Can't see the classification and other folder inside TLT-V3

Hi,

I am using TLT-V3 on GTX 1650.
I have taken the pull of image using docker pull nvcr.io/nvidia/tlt-streamanalytics:v3.0-py3 command.

and run docker images using below command
sudo docker run --runtime=nvidia -it -v /AgeClassification/tlt-experiments:/workspace/tlt-experiments -p 8888:8888 nvcr.io/nvidia/tlt-streamanalytics:v3.0_py3 /bin/bash

and after running Jupyter-Notebook using below command
jupyter notebook --ip 0.0.0.0 --port 8888 --no-browser --allow-root

I am able to see the following folder


but can not see the classification and other folder as we were able to see in TLT-V2.

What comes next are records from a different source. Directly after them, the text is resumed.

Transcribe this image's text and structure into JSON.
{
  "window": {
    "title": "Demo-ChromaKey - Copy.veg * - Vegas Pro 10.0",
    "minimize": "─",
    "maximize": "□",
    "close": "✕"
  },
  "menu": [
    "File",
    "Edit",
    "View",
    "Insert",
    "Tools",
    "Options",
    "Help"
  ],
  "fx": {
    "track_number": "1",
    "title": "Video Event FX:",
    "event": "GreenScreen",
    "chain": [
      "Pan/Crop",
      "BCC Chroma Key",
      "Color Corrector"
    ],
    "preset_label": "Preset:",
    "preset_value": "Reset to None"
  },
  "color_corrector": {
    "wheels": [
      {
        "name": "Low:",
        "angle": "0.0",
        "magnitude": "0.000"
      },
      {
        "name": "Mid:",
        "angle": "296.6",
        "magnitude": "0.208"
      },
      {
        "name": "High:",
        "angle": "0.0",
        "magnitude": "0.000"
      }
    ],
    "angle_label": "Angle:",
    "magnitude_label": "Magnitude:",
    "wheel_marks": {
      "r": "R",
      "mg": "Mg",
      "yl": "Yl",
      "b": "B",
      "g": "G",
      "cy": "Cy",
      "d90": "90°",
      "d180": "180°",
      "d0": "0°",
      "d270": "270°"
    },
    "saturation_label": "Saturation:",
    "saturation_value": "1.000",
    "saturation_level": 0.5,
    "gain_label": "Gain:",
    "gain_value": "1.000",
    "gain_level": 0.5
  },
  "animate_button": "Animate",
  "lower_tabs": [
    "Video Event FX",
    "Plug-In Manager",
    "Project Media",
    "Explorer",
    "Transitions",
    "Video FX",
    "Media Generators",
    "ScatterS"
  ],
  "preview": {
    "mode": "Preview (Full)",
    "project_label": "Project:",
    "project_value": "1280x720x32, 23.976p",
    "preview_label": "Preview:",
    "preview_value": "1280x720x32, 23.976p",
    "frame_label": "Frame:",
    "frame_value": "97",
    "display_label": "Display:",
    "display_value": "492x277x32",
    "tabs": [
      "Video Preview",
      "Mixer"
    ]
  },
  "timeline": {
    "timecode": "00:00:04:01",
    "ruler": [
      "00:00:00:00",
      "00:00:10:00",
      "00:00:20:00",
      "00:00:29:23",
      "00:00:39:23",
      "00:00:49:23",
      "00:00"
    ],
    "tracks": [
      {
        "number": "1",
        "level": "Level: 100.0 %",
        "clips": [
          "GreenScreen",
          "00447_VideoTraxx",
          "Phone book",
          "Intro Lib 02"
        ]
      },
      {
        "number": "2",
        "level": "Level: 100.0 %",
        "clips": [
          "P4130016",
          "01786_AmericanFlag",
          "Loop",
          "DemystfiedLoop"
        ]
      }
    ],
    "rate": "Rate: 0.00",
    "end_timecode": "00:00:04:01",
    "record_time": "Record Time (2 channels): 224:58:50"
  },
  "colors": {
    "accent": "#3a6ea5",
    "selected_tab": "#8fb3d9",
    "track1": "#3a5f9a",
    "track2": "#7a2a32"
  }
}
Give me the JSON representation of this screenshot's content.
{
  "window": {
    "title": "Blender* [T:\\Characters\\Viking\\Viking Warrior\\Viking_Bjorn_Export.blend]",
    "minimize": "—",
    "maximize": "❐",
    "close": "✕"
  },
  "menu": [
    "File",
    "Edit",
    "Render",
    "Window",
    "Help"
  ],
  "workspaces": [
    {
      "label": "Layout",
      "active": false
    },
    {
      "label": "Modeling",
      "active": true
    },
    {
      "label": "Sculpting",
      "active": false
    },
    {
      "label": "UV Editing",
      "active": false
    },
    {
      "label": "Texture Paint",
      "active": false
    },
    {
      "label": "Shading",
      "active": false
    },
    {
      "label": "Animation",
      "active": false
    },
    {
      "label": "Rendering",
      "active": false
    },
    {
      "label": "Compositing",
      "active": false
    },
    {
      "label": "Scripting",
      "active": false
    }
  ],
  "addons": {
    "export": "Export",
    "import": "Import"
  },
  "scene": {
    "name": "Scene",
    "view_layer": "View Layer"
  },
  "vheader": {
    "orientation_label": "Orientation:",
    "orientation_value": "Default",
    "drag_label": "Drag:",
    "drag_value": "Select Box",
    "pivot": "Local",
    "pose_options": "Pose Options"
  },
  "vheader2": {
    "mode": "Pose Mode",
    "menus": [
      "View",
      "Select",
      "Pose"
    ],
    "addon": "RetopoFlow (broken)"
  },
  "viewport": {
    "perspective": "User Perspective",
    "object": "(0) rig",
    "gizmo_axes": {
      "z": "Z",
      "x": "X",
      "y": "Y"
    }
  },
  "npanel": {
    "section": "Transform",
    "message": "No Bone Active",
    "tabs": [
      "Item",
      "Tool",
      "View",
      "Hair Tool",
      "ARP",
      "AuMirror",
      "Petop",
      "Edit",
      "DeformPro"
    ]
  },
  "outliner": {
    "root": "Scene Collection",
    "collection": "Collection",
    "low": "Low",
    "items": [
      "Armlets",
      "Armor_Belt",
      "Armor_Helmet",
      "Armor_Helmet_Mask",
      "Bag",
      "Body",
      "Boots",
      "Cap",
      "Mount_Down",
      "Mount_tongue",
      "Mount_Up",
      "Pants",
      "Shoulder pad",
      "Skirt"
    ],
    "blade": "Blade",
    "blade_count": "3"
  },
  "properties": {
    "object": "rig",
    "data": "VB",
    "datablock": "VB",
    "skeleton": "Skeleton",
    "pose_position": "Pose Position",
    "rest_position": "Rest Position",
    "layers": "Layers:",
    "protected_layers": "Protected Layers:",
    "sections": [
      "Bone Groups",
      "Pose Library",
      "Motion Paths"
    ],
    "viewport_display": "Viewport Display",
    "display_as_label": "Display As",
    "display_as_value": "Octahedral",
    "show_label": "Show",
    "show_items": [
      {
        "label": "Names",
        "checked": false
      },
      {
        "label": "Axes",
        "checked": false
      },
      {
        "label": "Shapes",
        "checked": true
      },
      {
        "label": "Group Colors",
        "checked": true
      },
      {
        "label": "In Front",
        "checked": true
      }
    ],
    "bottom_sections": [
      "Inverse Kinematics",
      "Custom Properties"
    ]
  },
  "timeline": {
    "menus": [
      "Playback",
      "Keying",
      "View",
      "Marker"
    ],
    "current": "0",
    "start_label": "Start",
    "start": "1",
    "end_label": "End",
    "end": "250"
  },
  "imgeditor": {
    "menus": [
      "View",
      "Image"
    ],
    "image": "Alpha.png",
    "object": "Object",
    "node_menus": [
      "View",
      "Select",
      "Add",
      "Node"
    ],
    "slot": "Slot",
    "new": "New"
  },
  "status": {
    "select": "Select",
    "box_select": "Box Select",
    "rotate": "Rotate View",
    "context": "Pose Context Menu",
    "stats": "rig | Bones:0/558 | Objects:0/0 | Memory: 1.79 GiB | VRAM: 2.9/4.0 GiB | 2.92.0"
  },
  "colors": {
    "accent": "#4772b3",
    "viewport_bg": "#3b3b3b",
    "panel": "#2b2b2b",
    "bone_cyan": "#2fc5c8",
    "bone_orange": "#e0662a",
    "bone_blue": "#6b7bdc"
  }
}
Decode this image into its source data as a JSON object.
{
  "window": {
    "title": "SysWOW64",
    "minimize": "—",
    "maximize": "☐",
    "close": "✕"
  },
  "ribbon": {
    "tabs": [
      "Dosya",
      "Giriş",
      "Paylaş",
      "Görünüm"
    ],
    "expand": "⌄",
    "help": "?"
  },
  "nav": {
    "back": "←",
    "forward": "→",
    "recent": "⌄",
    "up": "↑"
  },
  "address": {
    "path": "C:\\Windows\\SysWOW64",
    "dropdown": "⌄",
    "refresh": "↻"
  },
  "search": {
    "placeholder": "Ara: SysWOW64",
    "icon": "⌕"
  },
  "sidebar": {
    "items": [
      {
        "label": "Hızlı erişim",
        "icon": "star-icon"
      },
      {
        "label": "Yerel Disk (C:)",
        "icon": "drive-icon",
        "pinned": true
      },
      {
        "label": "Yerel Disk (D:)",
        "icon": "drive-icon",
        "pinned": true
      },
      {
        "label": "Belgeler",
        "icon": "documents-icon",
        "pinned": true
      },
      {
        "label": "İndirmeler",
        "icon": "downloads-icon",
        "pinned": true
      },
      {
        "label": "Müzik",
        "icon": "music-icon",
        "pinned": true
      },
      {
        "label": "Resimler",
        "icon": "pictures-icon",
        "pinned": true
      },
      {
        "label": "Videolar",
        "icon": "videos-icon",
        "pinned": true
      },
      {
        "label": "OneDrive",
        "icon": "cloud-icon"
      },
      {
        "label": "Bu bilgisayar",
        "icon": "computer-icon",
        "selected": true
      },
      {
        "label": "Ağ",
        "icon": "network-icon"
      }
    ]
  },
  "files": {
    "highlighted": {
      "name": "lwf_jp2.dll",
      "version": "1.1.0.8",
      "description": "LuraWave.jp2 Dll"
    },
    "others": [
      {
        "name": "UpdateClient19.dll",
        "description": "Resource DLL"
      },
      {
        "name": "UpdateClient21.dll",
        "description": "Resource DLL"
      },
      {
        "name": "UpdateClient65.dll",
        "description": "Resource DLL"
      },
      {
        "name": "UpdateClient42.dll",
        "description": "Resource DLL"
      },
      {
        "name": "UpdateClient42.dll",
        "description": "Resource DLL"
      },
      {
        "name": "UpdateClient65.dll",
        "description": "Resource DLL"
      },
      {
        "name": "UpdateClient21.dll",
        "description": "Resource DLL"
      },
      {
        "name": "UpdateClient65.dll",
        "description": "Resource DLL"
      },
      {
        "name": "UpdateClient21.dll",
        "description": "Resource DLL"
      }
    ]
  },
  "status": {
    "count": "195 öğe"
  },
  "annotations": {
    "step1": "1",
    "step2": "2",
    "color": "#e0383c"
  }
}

Can someone please suggest what I am missing ?

Thanks.

Moving this to the TAO Toolkit forum (formally known as TLT) for greater visibility.

TLT 3.0 does not contain samples by default. You should download the jupter notebooks according to TAO Toolkit Quick Start Guide — TAO Toolkit 3.0 documentation

Hi @Morganh
Thanks for the reply.

I am getting following error after running ! tao multitask_classification train cell.

Docker run command :
sudo docker run --runtime=nvidia -it -v /media/AGE-TRAINING-27-AUG/tlt-experiments:/workspace/tlt-experiments -v /var/run/docker.sock:/var/run/docker.sock -p 8888:8888 nvcr.io/nvidia/tlt-streamanalytics:v3.0-py3 /bin/bash

Output of sudo docker login nvcr.io:

Please let me know where I am doing mistake ?

Thanks.

Can you run without sudo? Refer to
https://docs.nvidia.com/tao/tao-toolkit/text/tao_toolkit_quick_start_guide.html#installing-the-pre-requisites

Thanks @Morganh for the response.

I am getting another error while running ! tao multitask_classification train cell.

2021-08-28 11:30:30,980 [INFO] root: Registry: ['nvcr.io']
Using TensorFlow backend.
Using TensorFlow backend.
WARNING:tensorflow:Deprecation warnings have been disabled. Set TF_ENABLE_DEPRECATION_WARNINGS=1 to re-enable them.
WARNING:tensorflow:From /usr/local/lib/python3.6/dist-packages/horovod/tensorflow/__init__.py:117: The name tf.global_variables is deprecated. Please use tf.compat.v1.global_variables instead.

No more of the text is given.